We Will Recover Through Disaster-Resilient Societies
February 15, 2022
After the disaster that shook all of Türkiye, we continue to heal our wounds together. As Gebze Technical University, it is our primary duty to carry out scientific studies in order to prevent loss of life and property in future earthquakes. We have signed a "Collaborative Research Agreement (CRA)" with Kagawa University in Japan as part of the Project for the Establishment of a Research and Education Complex for Disaster-Resilient Societies in this area.
Many universities from the two countries and authorized institutions in disaster risk mitigation will support the project, which will be led by GTU MARTEST Center and Japan's Kagawa University. Within the scope of the project, a comprehensive and evidence-based open information platform will be created for disaster risk mitigation. In this context, disaster awareness is planned to be developed in order to disseminate earthquake engineering technology, create an educational environment and earthquake-resistant societies. The project group will carry out detailed seismic and geodetic studies on the North Anatolian Fault line, which caused the most destructive earthquakes in Türkiye's history. At the same time, possible risks in the expected Marmara Earthquake are aimed to be mitigated in light of these studies. At the meeting held at Marmara Center for Application and Research for Disaster-Resistant Structures, Earth Scientist Prof. Dr. Yoshiyuki Kaneda from Kagawa University also evaluated the earthquakes in Kahramanmaraş. Stating that the lessons learned from the earthquakes in Japan were put into practice immediately, Kaneda said: "Both Türkiye and Japan, both countries are vulnerable to disasters, and earthquakes occur very often. But we have learned lessons from the great earthquakes in Japan in the past. Especially in the 1995 Kobe earthquake, almost all the buildings in Kobe were destroyed. We suffered great damage in the 2011 Tohoku earthquake and tsunami. But we've seen what was wrong there. We understood the importance of constructing earthquake-resistant buildings and buildings with insulators. We put them into practice. I think the most important thing here is to apply the lessons learned."
Stating that the Japanese government had built a shaking table after the earthquakes, Kaneda said: "We are experimenting with how earthquake-resistant buildings should be built. There is an earthquake warning system in Japan. Thanks to this system, we receive a warning message 10-20 seconds before an earthquake. This is an evacuation call from where we are. It gives us the time we need to wait or take action."

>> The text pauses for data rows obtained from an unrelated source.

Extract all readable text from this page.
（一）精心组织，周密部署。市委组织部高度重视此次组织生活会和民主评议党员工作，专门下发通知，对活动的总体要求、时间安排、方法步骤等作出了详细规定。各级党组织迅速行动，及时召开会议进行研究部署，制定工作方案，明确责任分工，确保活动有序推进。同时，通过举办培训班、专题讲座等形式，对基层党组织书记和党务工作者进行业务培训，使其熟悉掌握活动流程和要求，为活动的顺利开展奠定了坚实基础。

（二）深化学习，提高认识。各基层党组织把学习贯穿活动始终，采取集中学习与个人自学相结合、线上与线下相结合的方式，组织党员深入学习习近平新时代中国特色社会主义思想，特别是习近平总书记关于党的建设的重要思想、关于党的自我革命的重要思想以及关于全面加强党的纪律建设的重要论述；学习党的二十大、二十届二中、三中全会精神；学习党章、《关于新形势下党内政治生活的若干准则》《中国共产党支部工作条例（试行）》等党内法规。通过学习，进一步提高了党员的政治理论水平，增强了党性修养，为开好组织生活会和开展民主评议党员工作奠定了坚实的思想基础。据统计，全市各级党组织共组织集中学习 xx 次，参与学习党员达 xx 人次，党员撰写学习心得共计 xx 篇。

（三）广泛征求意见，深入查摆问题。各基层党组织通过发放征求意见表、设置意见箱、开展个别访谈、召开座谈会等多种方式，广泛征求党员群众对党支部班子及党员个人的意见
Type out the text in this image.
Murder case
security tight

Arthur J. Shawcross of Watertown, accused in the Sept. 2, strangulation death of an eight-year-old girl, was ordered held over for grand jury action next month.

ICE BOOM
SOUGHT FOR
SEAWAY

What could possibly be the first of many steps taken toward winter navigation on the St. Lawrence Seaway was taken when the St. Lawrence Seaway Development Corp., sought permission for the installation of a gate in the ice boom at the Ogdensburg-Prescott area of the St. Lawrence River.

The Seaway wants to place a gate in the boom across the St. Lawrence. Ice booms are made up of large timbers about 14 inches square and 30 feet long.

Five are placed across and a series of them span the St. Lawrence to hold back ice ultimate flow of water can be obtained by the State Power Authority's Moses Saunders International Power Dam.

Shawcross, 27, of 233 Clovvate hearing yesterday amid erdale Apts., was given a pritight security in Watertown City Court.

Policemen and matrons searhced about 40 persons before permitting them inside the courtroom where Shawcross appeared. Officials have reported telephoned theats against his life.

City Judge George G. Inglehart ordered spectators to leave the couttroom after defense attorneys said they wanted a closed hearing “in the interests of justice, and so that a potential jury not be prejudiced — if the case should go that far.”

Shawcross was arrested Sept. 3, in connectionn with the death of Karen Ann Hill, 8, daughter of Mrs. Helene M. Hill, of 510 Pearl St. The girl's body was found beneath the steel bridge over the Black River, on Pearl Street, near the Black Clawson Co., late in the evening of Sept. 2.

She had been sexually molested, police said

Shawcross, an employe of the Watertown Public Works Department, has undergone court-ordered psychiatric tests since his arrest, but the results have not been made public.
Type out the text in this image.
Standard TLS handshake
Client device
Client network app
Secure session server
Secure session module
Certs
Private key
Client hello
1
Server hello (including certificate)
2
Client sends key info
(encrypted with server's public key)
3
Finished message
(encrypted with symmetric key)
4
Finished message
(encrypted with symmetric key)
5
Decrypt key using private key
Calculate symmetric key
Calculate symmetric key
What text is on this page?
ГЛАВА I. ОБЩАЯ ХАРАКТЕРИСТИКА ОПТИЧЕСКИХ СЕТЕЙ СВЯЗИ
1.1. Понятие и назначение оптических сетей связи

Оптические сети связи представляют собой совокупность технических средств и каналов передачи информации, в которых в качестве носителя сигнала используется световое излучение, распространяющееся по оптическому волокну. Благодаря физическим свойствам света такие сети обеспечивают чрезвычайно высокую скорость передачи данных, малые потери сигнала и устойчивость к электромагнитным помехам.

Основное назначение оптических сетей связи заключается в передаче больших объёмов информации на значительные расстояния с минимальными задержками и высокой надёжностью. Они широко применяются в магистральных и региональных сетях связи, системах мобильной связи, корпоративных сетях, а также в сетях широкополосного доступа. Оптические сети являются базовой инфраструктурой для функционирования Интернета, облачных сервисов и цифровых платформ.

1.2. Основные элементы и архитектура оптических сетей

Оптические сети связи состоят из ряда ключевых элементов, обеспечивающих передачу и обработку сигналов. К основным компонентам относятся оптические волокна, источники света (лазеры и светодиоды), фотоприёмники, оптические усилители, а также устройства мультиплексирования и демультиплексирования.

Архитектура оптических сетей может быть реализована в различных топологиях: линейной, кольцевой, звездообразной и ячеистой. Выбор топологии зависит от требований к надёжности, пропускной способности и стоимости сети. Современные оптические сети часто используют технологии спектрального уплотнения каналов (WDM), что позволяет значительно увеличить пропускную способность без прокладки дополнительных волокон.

Kaneda also said that he had never witnessed two major earthquakes, such as the Kahramanmaraş-centered earthquakes, on the same day, and added: "An earthquake similar to this happened in Kumamoto in Japan in 2016, but it was not as big as the Kahramanmaraş earthquakes; I have never seen anything like this." Kagawa University Faculty Member Prof. Dr. Yoshiyuki Kaneda handed the earthquake aid collected in cash by Kagawa University Faculty Members for the earthquakes in Kahramanmaraş in Türkiye to Rector Prof. Dr. Hacı Ali Mantar to be delivered to the earthquake victims. Through Yoshiyuki Kaneda, we would like to thank the Japanese search and rescue teams for their support in the earthquake area, and all considerate Kagawa University Faculty Members who provided their support for our earthquake victims.